I did lose my cool. I was the ugly patient, or ugly mother of a patient. But even in the cool light of the next day, when controls and rationality have been firmly re-established, I cannot see any way that I could have improve the process and see all too many ways that the clinic was inefficient, ineffective, and just plain wrong. I don’t think that Julia’s state health insurance will allow me to change providers which I would like to do. This was not the first frustrating, inefficient encounter I’ve had with this clinic, but this was the first time I had to travel without the medication that I needed.

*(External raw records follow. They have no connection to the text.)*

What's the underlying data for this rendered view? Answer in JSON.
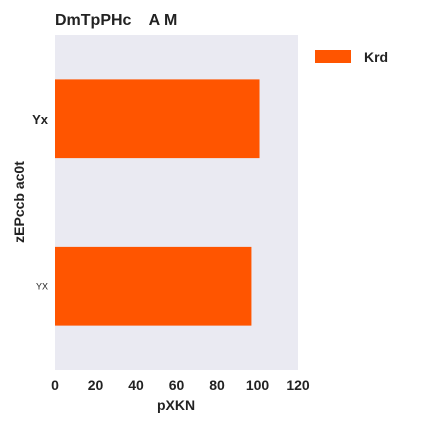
{
  "chart_data": {
    "type": "bar",
    "orientation": "horizontal",
    "title": "DmTpPHc    A M",
    "xlabel": "pXKN",
    "ylabel": "zEPccb ac0t",
    "categories": [
      "Yx",
      "YX"
    ],
    "series": [
      {
        "name": "Krd",
        "values": [
          101,
          97
        ],
        "color": "#ff5500"
      }
    ],
    "xlim": [
      0,
      120
    ],
    "xticks": [
      0,
      20,
      40,
      60,
      80,
      100,
      120
    ],
    "grid": false,
    "legend_position": "outside-top-right",
    "background_color": "#eaeaf2"
  }
}
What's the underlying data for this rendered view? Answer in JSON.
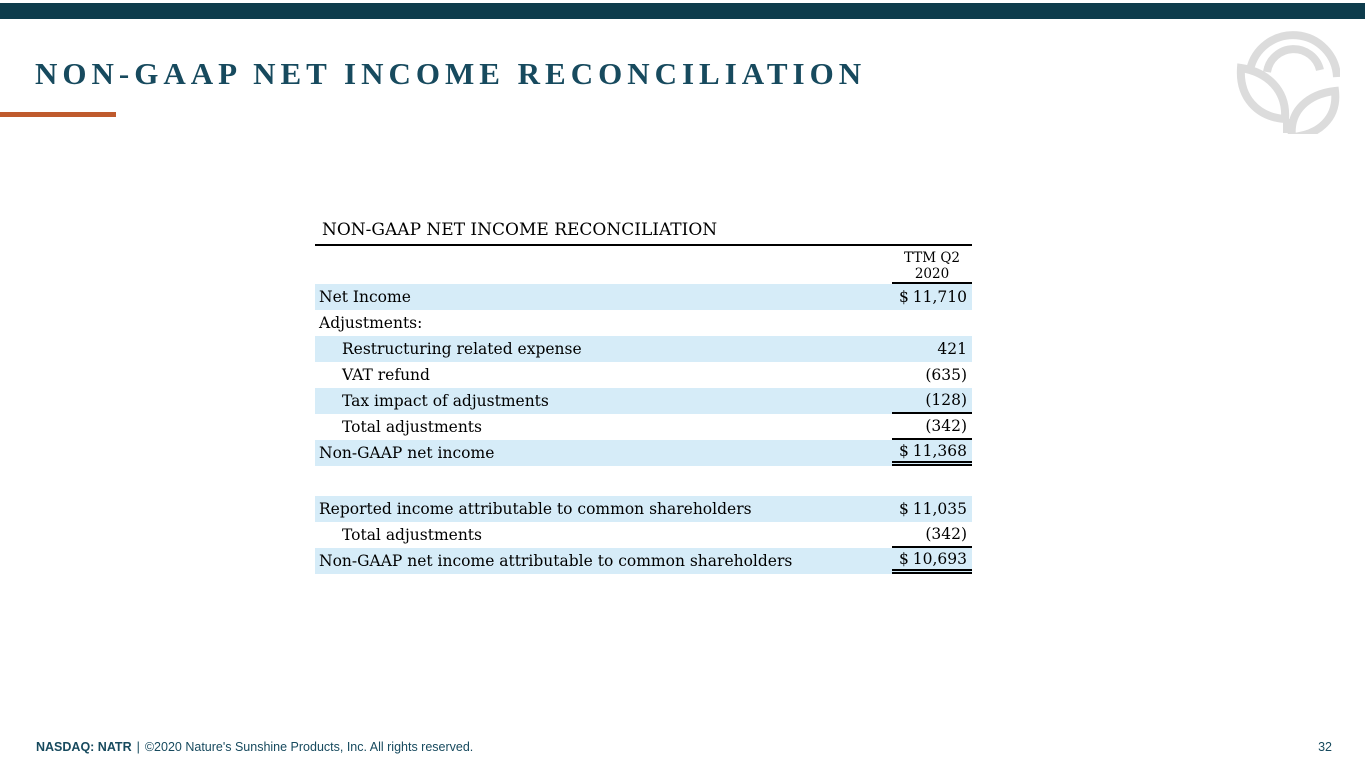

The clinic office manager who stayed 30 minutes after the clinic closed to try to sort out the inefficiencies and mistakes pointed out how much she had tried to help me. She apologized. But still did not get me the meds I needed. It wasn’t her fault -- it was the doctors’ faults, the receptionists fault, the pharmacy’s fault, and the new state law.
Yes, by the end of the day, I was a bitch. Thank goodness, I was not a bitch with a weapon. Sometimes the good judgment of believing strongly in a gun- free citizenry really pays off.
Julia and I spent the evening packing and getting ready to leave before 6 this morning. While I was packing, I gave Julia the job of making my bed. She had to figure out how to put the sheets and quilt on the big king bed and put on all of the pillow protectors and covers. It took her a long time -- 45 minutes or so -- but she did it. And she was tired enough afterwards to want to get into that bed and go to sleep.
Another interesting Julia thing, she is insisting on taking a book to bed with her every night. Right now, it is “The Merry Postman” She is so much a part of this family! How amazing that she has absorbed this -- yes, here is something that she has learned without our, now my, direct teaching.
I have been and will be spending time working on my trauma presentation which is due in class in two weeks. I only have 10 minutes to present and I’ve been trimming it down over and over. My rough draft probably represented a 45 minute presentation, and there is so much that I would like to share. But the focus is good for me. Maybe an all-important part of this leadership project.
1 comment:
"What Ellen talked about was a middle way, and more importantly, an end to the fighting. Ending this war holds the promise of eradicating the feelings of frustration, the feeling that I never get anything done. I was reluctant to fully engage with Ellen this time. It was harder work than what we have done before. It felt closer to some core-principles."
Just finished watching "The Buddha" for the third time(!) -- excellent suggestions for finding that elusive third way -- breathtaking animation sequences. Available on Netflix.